Active-management technology, slated for early 2006, will be added to Intel's processors through the use of a microcontroller-like chip that will be added to the networking chipset in its new processor platforms. The controller is meant to simplify the ability to deploy and monitor systems built around the new platforms, letting IT managers remotely analyze and fix systems by providing information and the ability to diagnose, debug, update, and control a system even if power or the operating system is turned off.

A major goal is to reduce the number of "desk visits" to fix a machine--each set of which can cost as much as $180, says Steve Ward, chief executive of computer maker Lenovo, a unit of Lenovo Group Ltd. Ward last week showed a prototype of ThinkVantage management technology that combines Lenovo's Antidote Delivery Manager software with Intel's active-management and virtualization technologies to automate maintenance tasks and use virtual partitions to protect systems from viruses.

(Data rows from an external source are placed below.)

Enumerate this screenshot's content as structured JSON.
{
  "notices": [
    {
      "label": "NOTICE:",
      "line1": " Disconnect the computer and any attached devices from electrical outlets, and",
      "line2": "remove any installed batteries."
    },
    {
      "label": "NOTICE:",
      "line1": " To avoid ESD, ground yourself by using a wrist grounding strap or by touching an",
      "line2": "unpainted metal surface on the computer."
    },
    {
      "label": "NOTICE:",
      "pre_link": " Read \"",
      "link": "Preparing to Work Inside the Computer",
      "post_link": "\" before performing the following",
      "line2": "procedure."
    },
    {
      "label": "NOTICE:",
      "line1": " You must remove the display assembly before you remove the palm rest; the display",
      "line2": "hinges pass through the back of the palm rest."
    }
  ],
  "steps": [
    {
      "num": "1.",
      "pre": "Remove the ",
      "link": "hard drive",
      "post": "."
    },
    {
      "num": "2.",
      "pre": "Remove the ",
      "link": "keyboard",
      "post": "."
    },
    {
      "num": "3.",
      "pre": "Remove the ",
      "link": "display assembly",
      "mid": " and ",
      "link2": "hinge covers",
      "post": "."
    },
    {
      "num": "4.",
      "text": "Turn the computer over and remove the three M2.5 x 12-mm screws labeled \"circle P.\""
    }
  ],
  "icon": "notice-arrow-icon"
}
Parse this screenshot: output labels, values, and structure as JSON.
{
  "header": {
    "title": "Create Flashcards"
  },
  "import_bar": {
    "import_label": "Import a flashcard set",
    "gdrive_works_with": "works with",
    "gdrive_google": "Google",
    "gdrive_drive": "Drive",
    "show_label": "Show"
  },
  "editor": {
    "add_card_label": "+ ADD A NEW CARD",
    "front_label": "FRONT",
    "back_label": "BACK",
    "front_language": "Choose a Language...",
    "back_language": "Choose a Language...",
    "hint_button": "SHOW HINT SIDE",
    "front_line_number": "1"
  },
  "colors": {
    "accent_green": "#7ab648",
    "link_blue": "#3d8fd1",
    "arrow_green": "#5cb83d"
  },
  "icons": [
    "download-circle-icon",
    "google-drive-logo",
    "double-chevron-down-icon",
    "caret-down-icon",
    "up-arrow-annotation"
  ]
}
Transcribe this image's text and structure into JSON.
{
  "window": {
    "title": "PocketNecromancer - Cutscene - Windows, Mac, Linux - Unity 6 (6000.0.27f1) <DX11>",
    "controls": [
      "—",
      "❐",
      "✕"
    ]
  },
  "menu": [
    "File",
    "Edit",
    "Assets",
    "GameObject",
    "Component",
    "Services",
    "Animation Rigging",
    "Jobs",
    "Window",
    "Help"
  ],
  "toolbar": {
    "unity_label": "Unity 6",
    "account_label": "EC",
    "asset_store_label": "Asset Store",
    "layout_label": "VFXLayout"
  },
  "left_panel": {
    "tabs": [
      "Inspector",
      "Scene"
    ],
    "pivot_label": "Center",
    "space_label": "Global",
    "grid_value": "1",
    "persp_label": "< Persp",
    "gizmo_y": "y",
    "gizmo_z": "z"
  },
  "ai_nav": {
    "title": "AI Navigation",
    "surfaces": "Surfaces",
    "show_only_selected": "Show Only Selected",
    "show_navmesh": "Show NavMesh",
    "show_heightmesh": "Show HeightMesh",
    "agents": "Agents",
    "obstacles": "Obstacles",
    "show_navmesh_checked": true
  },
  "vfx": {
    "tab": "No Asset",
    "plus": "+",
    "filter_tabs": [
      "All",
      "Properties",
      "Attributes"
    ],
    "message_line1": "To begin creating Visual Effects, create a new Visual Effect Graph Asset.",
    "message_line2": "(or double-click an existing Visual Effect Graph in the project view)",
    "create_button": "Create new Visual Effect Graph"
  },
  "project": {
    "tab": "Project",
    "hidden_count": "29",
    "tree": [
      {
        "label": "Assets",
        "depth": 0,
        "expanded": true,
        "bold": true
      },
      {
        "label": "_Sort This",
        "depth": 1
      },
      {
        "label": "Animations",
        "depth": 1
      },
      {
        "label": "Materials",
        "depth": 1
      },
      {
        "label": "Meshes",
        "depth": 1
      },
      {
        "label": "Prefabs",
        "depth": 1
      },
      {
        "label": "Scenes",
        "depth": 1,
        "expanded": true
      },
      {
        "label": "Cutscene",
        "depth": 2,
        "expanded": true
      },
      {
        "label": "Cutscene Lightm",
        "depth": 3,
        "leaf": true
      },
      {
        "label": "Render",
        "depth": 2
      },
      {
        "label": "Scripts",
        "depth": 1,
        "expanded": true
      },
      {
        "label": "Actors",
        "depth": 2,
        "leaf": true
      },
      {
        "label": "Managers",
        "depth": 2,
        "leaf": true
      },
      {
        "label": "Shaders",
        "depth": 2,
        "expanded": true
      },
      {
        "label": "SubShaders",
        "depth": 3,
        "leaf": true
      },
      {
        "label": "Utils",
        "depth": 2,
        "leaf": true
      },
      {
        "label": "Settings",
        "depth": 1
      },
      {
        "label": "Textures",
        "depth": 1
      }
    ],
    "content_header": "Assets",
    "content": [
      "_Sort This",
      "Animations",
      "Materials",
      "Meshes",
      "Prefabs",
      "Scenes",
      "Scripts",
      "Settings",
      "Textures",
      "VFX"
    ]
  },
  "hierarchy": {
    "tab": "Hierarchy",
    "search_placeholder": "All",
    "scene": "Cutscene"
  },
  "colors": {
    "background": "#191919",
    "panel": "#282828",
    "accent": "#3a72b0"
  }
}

AMD--which last week pitched camp at a hotel within walking distance of Intel's Developer Forum--promises to meet Intel in a head-to-head battle of multicore chips. AMD has gained server market share in the last year with its Opteron chip by introducing technologies such as dual-core processors and 64-bit capabilities to the x86 market before Intel. "Lowering IT costs has been a focus since our introduction of Opteron," says Brent Kerby, product marketing manager for Opteron. "We don't need to bring out a new architecture to accomplish that because our AMD64 architecture has been the basis for all of our innovations, and there is still a lot of headroom left for advancement."

Yet Intel's new architecture and embedded IT advances may push the company ahead of AMD in terms of technical innovation, now that the company is no longer putting so much focus on the gigahertz speed of chips. "Intel woke up from its frequency delusion and is now going full-bore on dual-core," says Gordon Haff, an analyst with Illuminata.

Intel must overcome other problems if it's going to become more than a provider of processors. Centrino proved the platform concept can work. Combining chips for wireless communications with its computing processors and getting them in just about every new notebook helped create today's Wi-Fi boom, which created demand for more notebooks and Intel chips.

But if Intel does the same thing in markets such as home entertainment and starts using more of its own chips for tasks such as graphics, third-party chipmakers may offer their technology advances and innovations to AMD. That could help the much smaller company stay ahead or at least keep pace with Intel and its much larger budget for research and development.

The goal may be to keep the chips cool. But the competition--as Intel and AMD ramp into high-production of dual-core processors next year and quad-core implementations in 2007--will be plenty hot.